There are more indications the worst of the global recession may be
over, but key economic officials from around the world are still
worried.
The latest upbeat assessment comes from the Paris-based
Organization for Economic Cooperation and Development (OECD), which
said Thursday an economic recovery could come sooner and be stronger
than first thought.
The OECD analyzes economic data for 30 of
the world's leading industrialized countries and says economic growth
for the top industrialized nations - the United States, Britain,
Canada, France, Germany, Italy and Japan, also known as the Group of
Seven - will contract just 3.7 percent this year - less than the
4.1-percent drop it forecast in June.
Still, OECD officials warn
rising unemployment and weak housing markets are still a threat, while
top officials in Europe and the United States are also urging caution.
European
Central Bank (ECB) President Jean-Claude Trichet said Thursday the
bank's benchmark interest rate would remain at a record-low one
percent, warning an economic recovery will be gradual and uneven.

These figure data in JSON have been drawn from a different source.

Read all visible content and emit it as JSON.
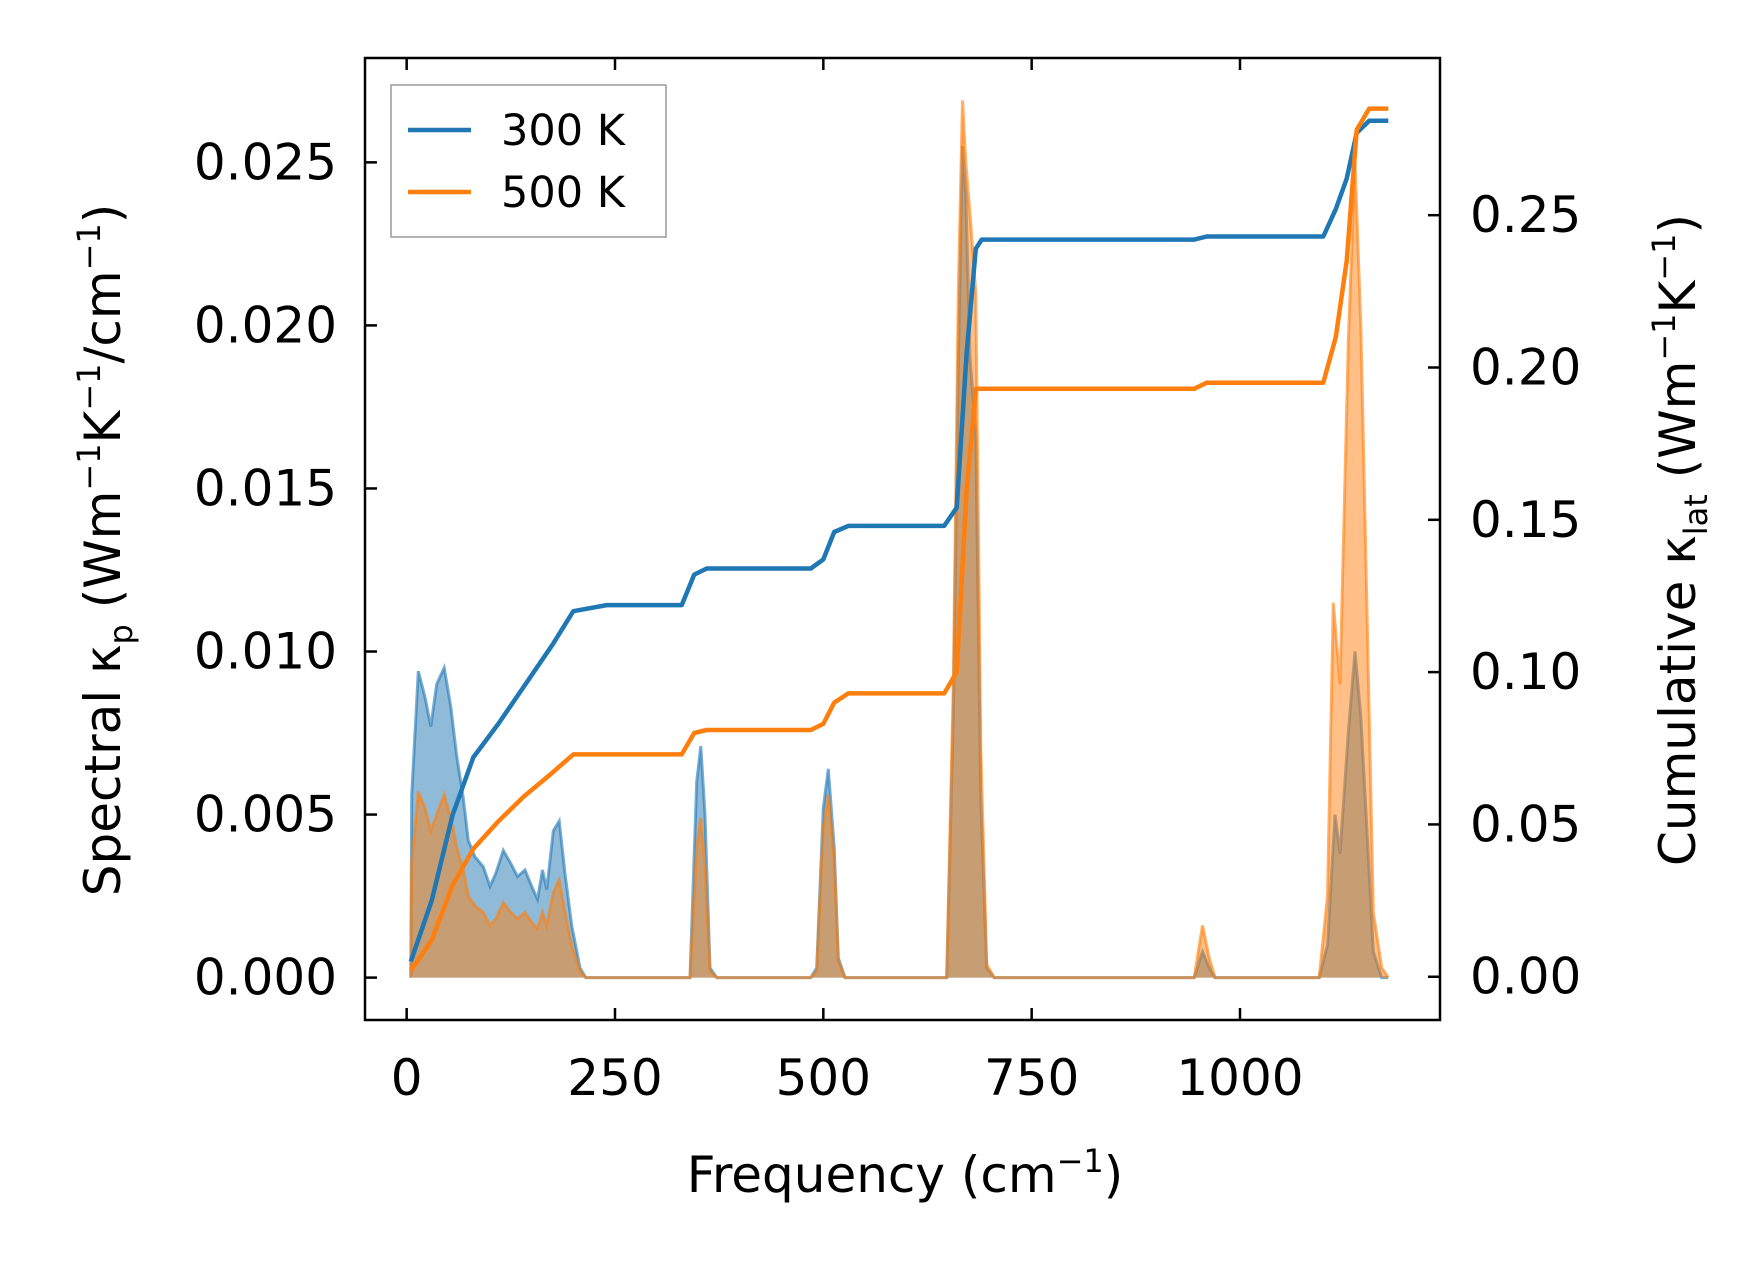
{
  "chart_data": {
    "type": "line",
    "title": "",
    "xlabel": {
      "text": "Frequency (cm",
      "sup": "−1",
      "tail": ")"
    },
    "ylabel_left": {
      "a": "Spectral κ",
      "sub": "p",
      "b": " (Wm",
      "sup1": "−1",
      "c": "K",
      "sup2": "−1",
      "d": "/cm",
      "sup3": "−1",
      "e": ")"
    },
    "ylabel_right": {
      "a": "Cumulative κ",
      "sub": "lat",
      "b": " (Wm",
      "sup1": "−1",
      "c": "K",
      "sup2": "−1",
      "d": ")"
    },
    "xlim": [
      -50,
      1240
    ],
    "ylim_left": [
      -0.0013,
      0.0282
    ],
    "ylim_right": [
      -0.0142,
      0.3016
    ],
    "x_ticks": [
      0,
      250,
      500,
      750,
      1000
    ],
    "x_tick_labels": [
      "0",
      "250",
      "500",
      "750",
      "1000"
    ],
    "y_left_ticks": [
      0,
      0.005,
      0.01,
      0.015,
      0.02,
      0.025
    ],
    "y_left_tick_labels": [
      "0.000",
      "0.005",
      "0.010",
      "0.015",
      "0.020",
      "0.025"
    ],
    "y_right_ticks": [
      0,
      0.05,
      0.1,
      0.15,
      0.2,
      0.25
    ],
    "y_right_tick_labels": [
      "0.00",
      "0.05",
      "0.10",
      "0.15",
      "0.20",
      "0.25"
    ],
    "legend_position": "top-left",
    "series": [
      {
        "name": "300 K",
        "color": "#1f77b4",
        "spectral": [
          [
            5,
            0
          ],
          [
            6,
            0.0056
          ],
          [
            14,
            0.0094
          ],
          [
            22,
            0.0086
          ],
          [
            29,
            0.0077
          ],
          [
            36,
            0.009
          ],
          [
            45,
            0.0095
          ],
          [
            53,
            0.0083
          ],
          [
            60,
            0.0068
          ],
          [
            68,
            0.0055
          ],
          [
            74,
            0.0042
          ],
          [
            82,
            0.0037
          ],
          [
            92,
            0.0034
          ],
          [
            100,
            0.0028
          ],
          [
            107,
            0.0032
          ],
          [
            116,
            0.0039
          ],
          [
            125,
            0.0035
          ],
          [
            133,
            0.0031
          ],
          [
            142,
            0.0033
          ],
          [
            150,
            0.0028
          ],
          [
            157,
            0.0024
          ],
          [
            163,
            0.0033
          ],
          [
            168,
            0.0027
          ],
          [
            176,
            0.0045
          ],
          [
            183,
            0.0048
          ],
          [
            190,
            0.0032
          ],
          [
            198,
            0.0016
          ],
          [
            208,
            0.0003
          ],
          [
            215,
            0
          ],
          [
            330,
            0
          ],
          [
            340,
            0
          ],
          [
            348,
            0.006
          ],
          [
            353,
            0.0071
          ],
          [
            358,
            0.005
          ],
          [
            364,
            0.0003
          ],
          [
            372,
            0
          ],
          [
            485,
            0
          ],
          [
            492,
            0.0003
          ],
          [
            500,
            0.0052
          ],
          [
            506,
            0.0064
          ],
          [
            513,
            0.004
          ],
          [
            518,
            0.0006
          ],
          [
            526,
            0
          ],
          [
            640,
            0
          ],
          [
            648,
            0
          ],
          [
            656,
            0.008
          ],
          [
            662,
            0.0188
          ],
          [
            667,
            0.0255
          ],
          [
            671,
            0.024
          ],
          [
            676,
            0.019
          ],
          [
            683,
            0.0167
          ],
          [
            689,
            0.0055
          ],
          [
            696,
            0.0003
          ],
          [
            705,
            0
          ],
          [
            945,
            0
          ],
          [
            955,
            0.0008
          ],
          [
            963,
            0.0003
          ],
          [
            970,
            0
          ],
          [
            1095,
            0
          ],
          [
            1105,
            0.001
          ],
          [
            1114,
            0.005
          ],
          [
            1120,
            0.0038
          ],
          [
            1130,
            0.0075
          ],
          [
            1138,
            0.01
          ],
          [
            1145,
            0.008
          ],
          [
            1153,
            0.0042
          ],
          [
            1160,
            0.0008
          ],
          [
            1170,
            0
          ],
          [
            1178,
            0
          ]
        ],
        "cumulative": [
          [
            5,
            0.005
          ],
          [
            30,
            0.025
          ],
          [
            55,
            0.053
          ],
          [
            80,
            0.072
          ],
          [
            110,
            0.083
          ],
          [
            140,
            0.095
          ],
          [
            175,
            0.109
          ],
          [
            200,
            0.12
          ],
          [
            240,
            0.122
          ],
          [
            300,
            0.122
          ],
          [
            330,
            0.122
          ],
          [
            345,
            0.132
          ],
          [
            360,
            0.134
          ],
          [
            450,
            0.134
          ],
          [
            485,
            0.134
          ],
          [
            500,
            0.137
          ],
          [
            513,
            0.146
          ],
          [
            530,
            0.148
          ],
          [
            600,
            0.148
          ],
          [
            645,
            0.148
          ],
          [
            660,
            0.154
          ],
          [
            672,
            0.205
          ],
          [
            683,
            0.239
          ],
          [
            690,
            0.242
          ],
          [
            800,
            0.242
          ],
          [
            945,
            0.242
          ],
          [
            960,
            0.243
          ],
          [
            990,
            0.243
          ],
          [
            1100,
            0.243
          ],
          [
            1115,
            0.252
          ],
          [
            1128,
            0.262
          ],
          [
            1140,
            0.277
          ],
          [
            1155,
            0.281
          ],
          [
            1178,
            0.281
          ]
        ]
      },
      {
        "name": "500 K",
        "color": "#ff7f0e",
        "spectral": [
          [
            5,
            0
          ],
          [
            6,
            0.0035
          ],
          [
            14,
            0.0057
          ],
          [
            22,
            0.0052
          ],
          [
            29,
            0.0045
          ],
          [
            36,
            0.005
          ],
          [
            45,
            0.0056
          ],
          [
            53,
            0.0049
          ],
          [
            60,
            0.004
          ],
          [
            68,
            0.0033
          ],
          [
            74,
            0.0025
          ],
          [
            82,
            0.0022
          ],
          [
            92,
            0.002
          ],
          [
            100,
            0.0016
          ],
          [
            107,
            0.0018
          ],
          [
            116,
            0.0023
          ],
          [
            125,
            0.002
          ],
          [
            133,
            0.0018
          ],
          [
            142,
            0.002
          ],
          [
            150,
            0.0017
          ],
          [
            157,
            0.0015
          ],
          [
            163,
            0.002
          ],
          [
            168,
            0.0016
          ],
          [
            176,
            0.0026
          ],
          [
            183,
            0.003
          ],
          [
            190,
            0.002
          ],
          [
            198,
            0.001
          ],
          [
            208,
            0.0002
          ],
          [
            215,
            0
          ],
          [
            330,
            0
          ],
          [
            340,
            0
          ],
          [
            348,
            0.004
          ],
          [
            353,
            0.0049
          ],
          [
            358,
            0.0034
          ],
          [
            364,
            0.0002
          ],
          [
            372,
            0
          ],
          [
            485,
            0
          ],
          [
            492,
            0.0002
          ],
          [
            500,
            0.0046
          ],
          [
            506,
            0.0056
          ],
          [
            513,
            0.0036
          ],
          [
            518,
            0.0005
          ],
          [
            526,
            0
          ],
          [
            640,
            0
          ],
          [
            648,
            0
          ],
          [
            656,
            0.009
          ],
          [
            662,
            0.021
          ],
          [
            667,
            0.0269
          ],
          [
            671,
            0.025
          ],
          [
            676,
            0.0234
          ],
          [
            683,
            0.021
          ],
          [
            689,
            0.007
          ],
          [
            696,
            0.0004
          ],
          [
            705,
            0
          ],
          [
            945,
            0
          ],
          [
            955,
            0.0016
          ],
          [
            963,
            0.0006
          ],
          [
            970,
            0
          ],
          [
            1095,
            0
          ],
          [
            1105,
            0.0025
          ],
          [
            1112,
            0.0115
          ],
          [
            1120,
            0.009
          ],
          [
            1130,
            0.0195
          ],
          [
            1138,
            0.025
          ],
          [
            1145,
            0.02
          ],
          [
            1153,
            0.0105
          ],
          [
            1160,
            0.002
          ],
          [
            1170,
            0.0003
          ],
          [
            1178,
            0
          ]
        ],
        "cumulative": [
          [
            5,
            0.002
          ],
          [
            30,
            0.012
          ],
          [
            55,
            0.03
          ],
          [
            80,
            0.042
          ],
          [
            110,
            0.051
          ],
          [
            140,
            0.059
          ],
          [
            175,
            0.067
          ],
          [
            200,
            0.073
          ],
          [
            240,
            0.073
          ],
          [
            300,
            0.073
          ],
          [
            330,
            0.073
          ],
          [
            345,
            0.08
          ],
          [
            360,
            0.081
          ],
          [
            450,
            0.081
          ],
          [
            485,
            0.081
          ],
          [
            500,
            0.083
          ],
          [
            513,
            0.09
          ],
          [
            530,
            0.093
          ],
          [
            600,
            0.093
          ],
          [
            645,
            0.093
          ],
          [
            660,
            0.1
          ],
          [
            672,
            0.16
          ],
          [
            683,
            0.193
          ],
          [
            690,
            0.193
          ],
          [
            800,
            0.193
          ],
          [
            945,
            0.193
          ],
          [
            960,
            0.195
          ],
          [
            990,
            0.195
          ],
          [
            1100,
            0.195
          ],
          [
            1115,
            0.21
          ],
          [
            1128,
            0.235
          ],
          [
            1140,
            0.278
          ],
          [
            1155,
            0.285
          ],
          [
            1178,
            0.285
          ]
        ]
      }
    ]
  }
}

Low interest rates make it easier for companies and consumers to get the loans they need to pay employees and buy goods.
Meanwhile,
Britain's Treasury chief, Alistair Darling, tells The Independent that
governments around the world must continue spending money on economic
stimulus packages.
Darling says the biggest risk to an economic
recovery "is that people think the job is done." He warns ending
stimulus programs now could plunge the global economy back into a deep
recession.
On Wednesday, U.S. Treasury Secretary Timothy
Geithner said the global economy has been pulled back from the edge of
an "abyss" but that "we still have a long way to go."
Two new economic reports from Europe seem to support the idea of an uneven recovery.
The
European Union Thursday said retail sales in the 16 countries that use
the euro fell in July as consumers cut back on purchases of food,
drinks and tobacco.
A separate index (Markit's Purchasing
Managers' Index) found improved performance in the euro zone's
manufacturing and service sectors in August.
Some information for this report was provided by AFP, AP and Reuters.